The Ewing sarcoma results warrant comment. Several of the Ewing sarcoma cell lines showed some degree of responsiveness to NTX-010 in vitro, with one of the 4 cell lines showing near complete growth inhibition at the lowest concentration tested and with an additional 2 cell lines showing near complete inhibition at the highest concentration tested. However, the Ewing sarcoma xenografts studied did not show in vivo responsiveness to this agent. Study of additional models may be helpful in defining the extent of activity for NTX-010 for Ewing sarcoma.

The in vivo results reported share the same potential limitation noted in the report of Reddy and colleagues [10], as the in vivo efficacy data were generated using immune-deficient mice. It is unknown whether immune responses in cancer patients will limit the effectiveness of NTX-010, and whether strategies to limit immune responses to NTX-010 may be necessary to optimize its clinical effectiveness. Preclinical results with other oncolytic viruses in immune competent hosts support the use of virus in combination with chemotherapy agents such as cyclophosphamide to modulate the immune response to the virus [32,33].

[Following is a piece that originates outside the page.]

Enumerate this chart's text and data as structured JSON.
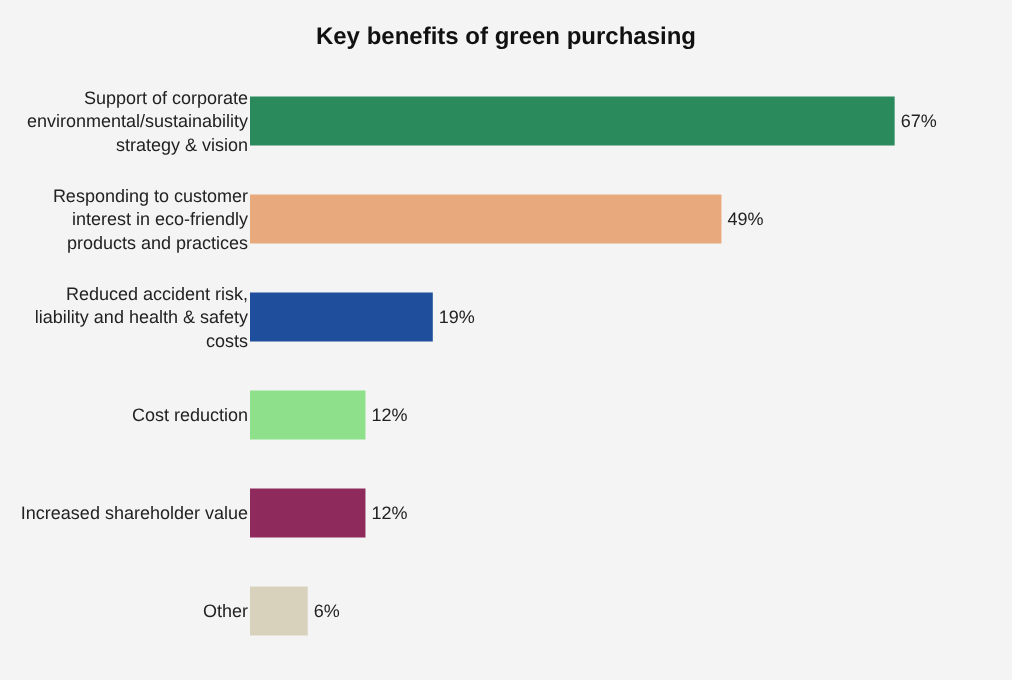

In conclusion, NTX-010 shows high in vitro and in vivo activity against selected pediatric preclinical models used in the PPTP. NTX-010 appears particularly promising for neuroblastoma and alveolar rhabdomyosarcoma. Further preclinical work to identify molecular characteristics associated with response will help direct pediatric clinical development of NTX-010.

Supplementary Material

Supp Table s1

ACKNOWLEDGEMENTS

This work was supported by NO1-CM-42216, CA21765, and CA108786 from the National Cancer Institute and used NTX-010 supplied by Neotropix, Inc. In addition to the authors this represents work contributed by the following: Sherry Ansher, Catherine A. Billups, Joshua Courtright, Edward Favours, Henry S. Friedman, Nino Keshelava, Debbie Payne-Turner, Charles Stopford, Mayamin Tajbakhsh, Chandra Tucker, Jianrong Wu, Joe Zeidner, Ellen Zhang, and Jian Zhang. Children’s Cancer Institute Australia for Medical Research is affiliated with the University of New South Wales and Sydney Children’s Hospital.

Footnotes

CONFLICT OF INTEREST STATEMENT: The authors consider that there are no actual or perceived conflicts of interest.